- Born: June 1, 1952 Providence, Rhode Island
- Died: December 15, 2019 (aged 67) Murrells Inlet, South Carolina
- Education: University of Massachusetts Amherst
- Culinary career
- Previous restaurant(s) 21 Federal, Kinkead's;
- Award(s) won 1995 James Beard Foundation Award, Best Chef: Mid-Atlantic;

= Robert Kinkead =

American chef and restaurateur (1952–2019)

Robert Kinkead (June 1, 1952 – December 15, 2019), known as Bob, was an American chef and restaurateur based in Washington D.C. He was best known for his eponymous seafood restaurant Kinkead's, which operated from 1993 to 2012 and earned Kinkead the 1995 James Beard Award for best American chef in the Mid-Atlantic Region.

==Early life ==

Kinkead was born in Providence, Rhode Island, and grew up in Massachusetts, where he was one of ten siblings; his brother David also grew up to be a chef.

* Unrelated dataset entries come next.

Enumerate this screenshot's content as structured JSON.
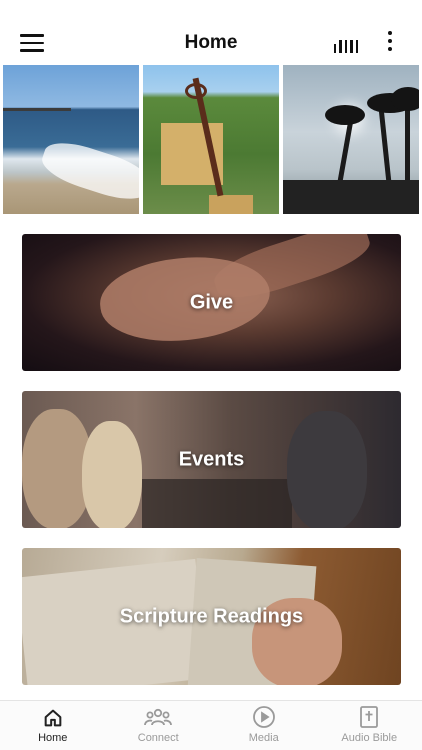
{
  "header": {
    "title": "Home"
  },
  "cards": [
    {
      "label": "Give"
    },
    {
      "label": "Events"
    },
    {
      "label": "Scripture Readings"
    }
  ],
  "tabs": [
    {
      "label": "Home",
      "icon": "home-icon",
      "active": true
    },
    {
      "label": "Connect",
      "icon": "people-icon",
      "active": false
    },
    {
      "label": "Media",
      "icon": "play-icon",
      "active": false
    },
    {
      "label": "Audio Bible",
      "icon": "bible-icon",
      "active": false
    }
  ],
  "colors": {
    "active_tab": "#222222",
    "inactive_tab": "#9a9a9a"
  }
}
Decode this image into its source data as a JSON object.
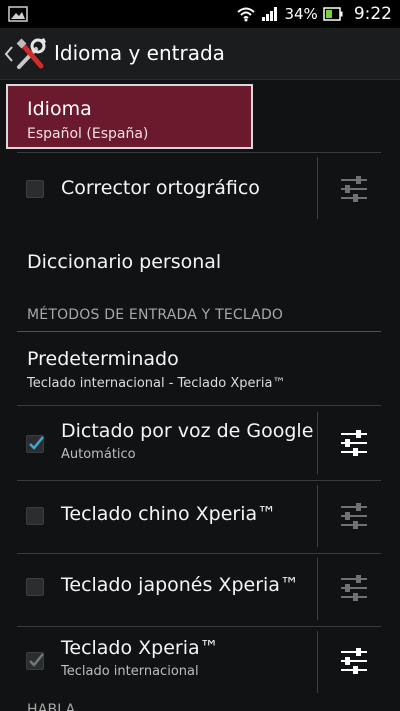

Bob Kinkead studied psychology at the University of Massachusetts Amherst, though he came short of graduating until 2004 when the university conferred the degree by counting his new cookbook as a final paper.

==Career==
Kinkead pursued a culinary career and worked in several restaurants in New England before becoming head chef and part-owner of 21 Federal in Nantucket. In 1987, he opened a sister restaurant, also named 21 Federal, in downtown Washington, D.C. This restaurant closed in early 1993 after filing for bankruptcy. In October 1993, he opened his eponymous restaurant in D.C’s Foggy Bottom neighborhood: Kinkead's, an American Brasserie. The restaurant was well-reviewed and was named to Esquire Magazines list of the 25 best new restaurants in America. In 1995, Kinkead won the James Beard Award for best American chef in the Mid-Atlantic Region. In 2005, Kinkead published a cookbook, Kinkead's Cookbook: Recipes From Washington D.C.’s Premier Seafood Restaurant. Kinkead was known for mentoring many notable chefs in Washington, D.C., including Logan Cox, Jeff Black, Tracy O'Grady, Brendan L'Etoile, and Ris Lacoste. Kinkead's eponymous restaurant closed in December 2012. Kinkead also owned Hell Point Seafood in Annapolis, Maryland and Colvin Run Tavern in Vienna, Virginia, both of which were closed before Kinkead's. In 2004, Kinkead opened Sibling Rivalry in Boston with his brother, David; the restaurant closed in 2013. In 2013, Kinkead opened a pop-up restaurant, Ancora, in the Watergate complex. Ancora closed in 2014, and Kinkead opened a more casual restaurant, Campono, next door.

In 2016, Kinkead received the Duke Zeibert Capital Achievement Award from the Restaurant Association of Metropolitan Washington.

==Personal life==
Kinkead retired with his wife, Dianne, to Murrells Inlet, South Carolina, where he died on December 15, 2019, of heart disease and diabetes.